A major part of the population of Cyprus accepted Christianity around 43 AD, and some three hundred years later, Cyprus came under the rule of the Byzantine Empire, following the division of the Roman Empire. The Byzantine rule over Cyprus lasted until 1192, when Richard Lionheart took possession of the island as a revenge for the misbehavior by the rulers of Cyprus towards his fleet which she was on its way to the Third Crusade. After marrying Berengaria of Navarre in Cyprus, where she was crowned the Queen of England, Richard sold the island to the Knight Templars, who soon after it to Guy de Lusignan, the deposed King of Jerusalem. That marked the beginning of the Lusignan (Frsnkish) Period in Cyprus, during which the island was ruled on the feudal system, and the population was under severe suppression. The Lusignan Era ended when Queen Cornaro ceded Cyprus to Venice, in 1489. Venetians viewed the island as the last bastion against the Ottoman Empire in the Eastern Mediterranean, so they left mark on Cyprus by destroying many palaces and buildings in order to suffound the major cities with fortified walls, which at the time were considered works of art of military architecture. Although the Ottoman army captured almost all of Cyprus in 1570, with the help of there walls, the Venetians managed to hold their posts in Famagusta, where the Ottoman siege of the city lasted for more than a year, until late 1571.

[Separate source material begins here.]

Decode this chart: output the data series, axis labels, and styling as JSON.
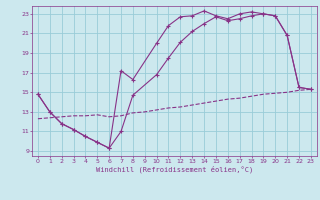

The Ottoman Period in Cyprus lasted for more than three hundred years, during which the Ottoman population of Cyprus originally gained its own Cypriot identity, bringing to existence two communities in Cyprus instead of one; Turkish Cypriot and Greek Cypriot.

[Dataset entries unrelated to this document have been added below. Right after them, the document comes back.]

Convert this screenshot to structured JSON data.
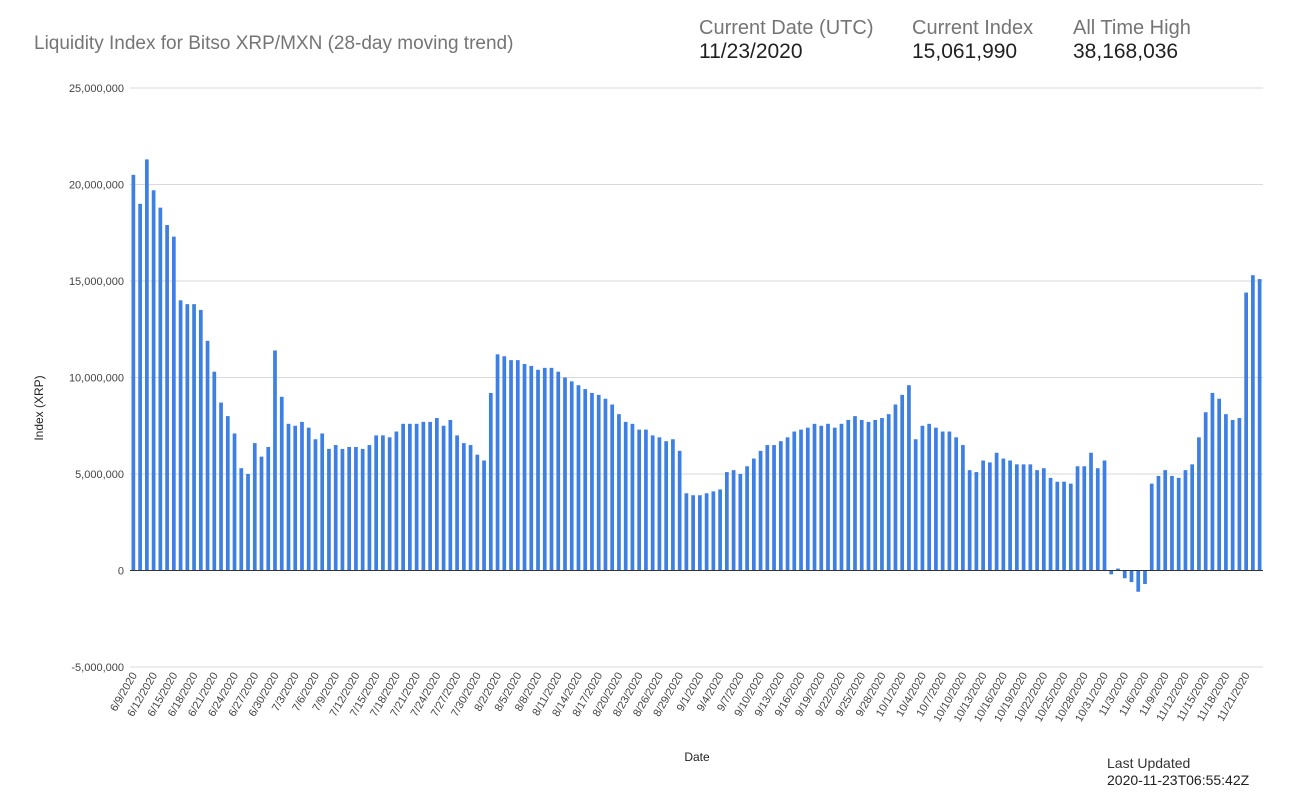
{
  "header": {
    "title": "Liquidity Index for Bitso XRP/MXN (28-day moving trend)",
    "stats": [
      {
        "label": "Current Date (UTC)",
        "value": "11/23/2020"
      },
      {
        "label": "Current Index",
        "value": "15,061,990"
      },
      {
        "label": "All Time High",
        "value": "38,168,036"
      }
    ]
  },
  "footer": {
    "last_updated_label": "Last Updated",
    "last_updated_value": "2020-11-23T06:55:42Z"
  },
  "colors": {
    "bar": "#3d7fe3",
    "grid": "#d9d9d9",
    "baseline": "#333333"
  },
  "chart_data": {
    "type": "bar",
    "xlabel": "Date",
    "ylabel": "Index (XRP)",
    "ylim": [
      -5000000,
      25000000
    ],
    "yticks": [
      -5000000,
      0,
      5000000,
      10000000,
      15000000,
      20000000,
      25000000
    ],
    "ytick_labels": [
      "-5,000,000",
      "0",
      "5,000,000",
      "10,000,000",
      "15,000,000",
      "20,000,000",
      "25,000,000"
    ],
    "grid": true,
    "legend": "none",
    "start_date": "6/9/2020",
    "x_tick_labels": [
      "6/9/2020",
      "6/12/2020",
      "6/15/2020",
      "6/18/2020",
      "6/21/2020",
      "6/24/2020",
      "6/27/2020",
      "6/30/2020",
      "7/3/2020",
      "7/6/2020",
      "7/9/2020",
      "7/12/2020",
      "7/15/2020",
      "7/18/2020",
      "7/21/2020",
      "7/24/2020",
      "7/27/2020",
      "7/30/2020",
      "8/2/2020",
      "8/5/2020",
      "8/8/2020",
      "8/11/2020",
      "8/14/2020",
      "8/17/2020",
      "8/20/2020",
      "8/23/2020",
      "8/26/2020",
      "8/29/2020",
      "9/1/2020",
      "9/4/2020",
      "9/7/2020",
      "9/10/2020",
      "9/13/2020",
      "9/16/2020",
      "9/19/2020",
      "9/22/2020",
      "9/25/2020",
      "9/28/2020",
      "10/1/2020",
      "10/4/2020",
      "10/7/2020",
      "10/10/2020",
      "10/13/2020",
      "10/16/2020",
      "10/19/2020",
      "10/22/2020",
      "10/25/2020",
      "10/28/2020",
      "10/31/2020",
      "11/3/2020",
      "11/6/2020",
      "11/9/2020",
      "11/12/2020",
      "11/15/2020",
      "11/18/2020",
      "11/21/2020"
    ],
    "values": [
      20500000,
      19000000,
      21300000,
      19700000,
      18800000,
      17900000,
      17300000,
      14000000,
      13800000,
      13800000,
      13500000,
      11900000,
      10300000,
      8700000,
      8000000,
      7100000,
      5300000,
      5000000,
      6600000,
      5900000,
      6400000,
      11400000,
      9000000,
      7600000,
      7500000,
      7700000,
      7400000,
      6800000,
      7100000,
      6300000,
      6500000,
      6300000,
      6400000,
      6400000,
      6300000,
      6500000,
      7000000,
      7000000,
      6900000,
      7200000,
      7600000,
      7600000,
      7600000,
      7700000,
      7700000,
      7900000,
      7500000,
      7800000,
      7000000,
      6600000,
      6500000,
      6000000,
      5700000,
      9200000,
      11200000,
      11100000,
      10900000,
      10900000,
      10700000,
      10600000,
      10400000,
      10500000,
      10500000,
      10300000,
      10000000,
      9800000,
      9600000,
      9400000,
      9200000,
      9100000,
      8900000,
      8600000,
      8100000,
      7700000,
      7600000,
      7300000,
      7300000,
      7000000,
      6900000,
      6700000,
      6800000,
      6200000,
      4000000,
      3900000,
      3900000,
      4000000,
      4100000,
      4200000,
      5100000,
      5200000,
      5000000,
      5400000,
      5800000,
      6200000,
      6500000,
      6500000,
      6700000,
      6900000,
      7200000,
      7300000,
      7400000,
      7600000,
      7500000,
      7600000,
      7400000,
      7600000,
      7800000,
      8000000,
      7800000,
      7700000,
      7800000,
      7900000,
      8100000,
      8600000,
      9100000,
      9600000,
      6800000,
      7500000,
      7600000,
      7400000,
      7200000,
      7200000,
      6900000,
      6500000,
      5200000,
      5100000,
      5700000,
      5600000,
      6100000,
      5800000,
      5700000,
      5500000,
      5500000,
      5500000,
      5200000,
      5300000,
      4800000,
      4600000,
      4600000,
      4500000,
      5400000,
      5400000,
      6100000,
      5300000,
      5700000,
      -200000,
      100000,
      -400000,
      -600000,
      -1100000,
      -700000,
      4500000,
      4900000,
      5200000,
      4900000,
      4800000,
      5200000,
      5500000,
      6900000,
      8200000,
      9200000,
      8900000,
      8100000,
      7800000,
      7900000,
      14400000,
      15300000,
      15100000
    ]
  }
}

In 1878, under the Cyprus Convention, the Ottoman Empire let Britain assume the administration of Cyprus in return for military support against Russia. In 1814, Britain annexed the island as the Ottoman joined the First World War on Germany’s side. In 1925, Cyprus was declared Crown Colony. In the early 1950s, the Greek Cypriot population of Cyprus, in order to reach their goal of ‘Enosis’ (union with Greece) formed an underground combat organization called ‘EOKA’ to fight the British of the island, ignoring the needs and wants of the Turkish Cypriot population. Soon, the fight the Greek Cypriot towards the British turned into a more complicated and much more violent civil war between Greek and Turkish Cypriots. Even though the independent Republic of Cyprus was established in 1960, when the Greek Cypriot president of Cyprus attempted to make several amendments to the Constitution in 1963, injuring the already limited rights of the Turkish Cypriots, the young republic ceased to function. Turkish Cypriots withdrew from the government, and were also forced to flee many villages, coming to live in guarded enclaves around the island. Sporadic fighting lasted until 1967, yet Turkish Cypriots continued to be confined to a number of enclaves occupying a mere 3% of the island. In 1974, following a Greek coup d’etat against the President (Archbishop Makarios) of Cyprus, Turkey intervened in order to restore peace on the island, using its right to guarantee according to the 1960 Cyprus Constitution.

Since then, Cyprus has remained divided into two autonomous states. The Turkish Cypriot population, most of whom had been forced to flee between 1963-1974, definitively moved to the North, whereas the Greek Cypriot fled to the South as a result of the Turkish Peace Operation. In 1983, the Turkish Republic of Northern Cyprus was established, a democratic and secular republic state based on the social justice and the rule of law. The boundary know as the ‘Green Line’, which runs through Nicosia, the capital of both the North and the South, still separates the two states and the two communities. Negotiation for a definite resolution are still going on under the supervision of the UN.